Moving Horizon Optimal Estimation for Temperature Distribution of FCCU Riser Reactor

• Published in: Industrial & engineering chemistry research Vol. 57; no. 36; pp. 12136 - 12148
• Main Authors: Li, Mengying, Zheng, Yi, Li, Shaoyuan
• Format: Journal Article
• Language: English
• Published: American Chemical Society 12.09.2018
• ISSN: 0888-5885; 1520-5045
• DOI: 10.1021/acs.iecr.8b01541

The temperature distribution of riser reactor plays an important role in fluid catalytic cracking unit (FCCU) because it directly affects the quantity and quality of the product. However, there are only limited thermocouples installed on the FCCU riser. To monitor the axial temperature distribution of the riser, we proposed a neighborhood optimization-based distributed moving horizon estimation (N-DMHE). The riser reactor is divided into several subsystems according to the location of thermocouples, and the temperature distribution of every subsystem is estimated by an individual small-scale moving horizon estimation (MHE).

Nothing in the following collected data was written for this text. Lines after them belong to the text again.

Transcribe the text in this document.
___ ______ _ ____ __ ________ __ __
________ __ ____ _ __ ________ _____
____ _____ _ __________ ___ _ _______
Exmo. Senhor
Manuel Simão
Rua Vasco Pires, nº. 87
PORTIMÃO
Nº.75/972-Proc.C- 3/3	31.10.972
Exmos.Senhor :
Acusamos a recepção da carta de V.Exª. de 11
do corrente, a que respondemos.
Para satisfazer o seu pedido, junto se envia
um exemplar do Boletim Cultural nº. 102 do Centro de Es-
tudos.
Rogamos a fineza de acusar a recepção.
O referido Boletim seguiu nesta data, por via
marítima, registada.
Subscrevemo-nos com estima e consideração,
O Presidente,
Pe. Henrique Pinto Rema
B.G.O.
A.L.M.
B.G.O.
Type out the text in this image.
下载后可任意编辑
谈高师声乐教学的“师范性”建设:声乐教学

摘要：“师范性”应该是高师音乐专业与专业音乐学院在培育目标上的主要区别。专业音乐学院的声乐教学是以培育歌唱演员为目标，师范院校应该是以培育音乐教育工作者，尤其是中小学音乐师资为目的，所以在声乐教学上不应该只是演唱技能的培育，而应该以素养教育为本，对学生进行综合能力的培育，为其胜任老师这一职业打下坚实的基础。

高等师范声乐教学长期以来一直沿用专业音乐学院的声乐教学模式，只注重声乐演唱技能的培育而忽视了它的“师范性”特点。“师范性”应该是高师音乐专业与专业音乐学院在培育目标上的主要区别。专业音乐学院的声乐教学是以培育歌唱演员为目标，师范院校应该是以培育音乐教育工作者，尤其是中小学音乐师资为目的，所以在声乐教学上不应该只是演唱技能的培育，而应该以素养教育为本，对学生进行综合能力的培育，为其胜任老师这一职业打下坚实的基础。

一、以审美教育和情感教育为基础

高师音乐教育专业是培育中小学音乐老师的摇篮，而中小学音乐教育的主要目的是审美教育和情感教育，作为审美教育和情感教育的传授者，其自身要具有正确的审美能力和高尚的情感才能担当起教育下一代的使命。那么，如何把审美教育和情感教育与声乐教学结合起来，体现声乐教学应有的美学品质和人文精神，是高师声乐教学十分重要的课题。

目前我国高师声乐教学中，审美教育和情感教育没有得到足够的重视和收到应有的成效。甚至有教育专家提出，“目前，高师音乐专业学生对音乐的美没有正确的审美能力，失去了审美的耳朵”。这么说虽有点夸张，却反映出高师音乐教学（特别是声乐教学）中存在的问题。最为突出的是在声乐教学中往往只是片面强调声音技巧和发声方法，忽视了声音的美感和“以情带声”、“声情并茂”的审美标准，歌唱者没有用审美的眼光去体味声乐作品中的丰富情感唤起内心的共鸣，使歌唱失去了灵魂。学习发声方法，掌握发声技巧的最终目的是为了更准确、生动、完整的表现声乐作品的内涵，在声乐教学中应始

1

These MHEs are solved serially in distributed framework. Consequently, the computational time is reduced to satisfy the requirement of online implementation. The performance index for each subsystem includes cost functions not only by itself but also by its neighbors, which is called neighborhood optimization. The neighborhood optimization is a cooperative strategy so that the global performance can be efficiently improved. The proposed method is applied to a FCCU in JiuJiang Petrochemical Co. Ltd. The experiment results show the effectiveness of the proposed method.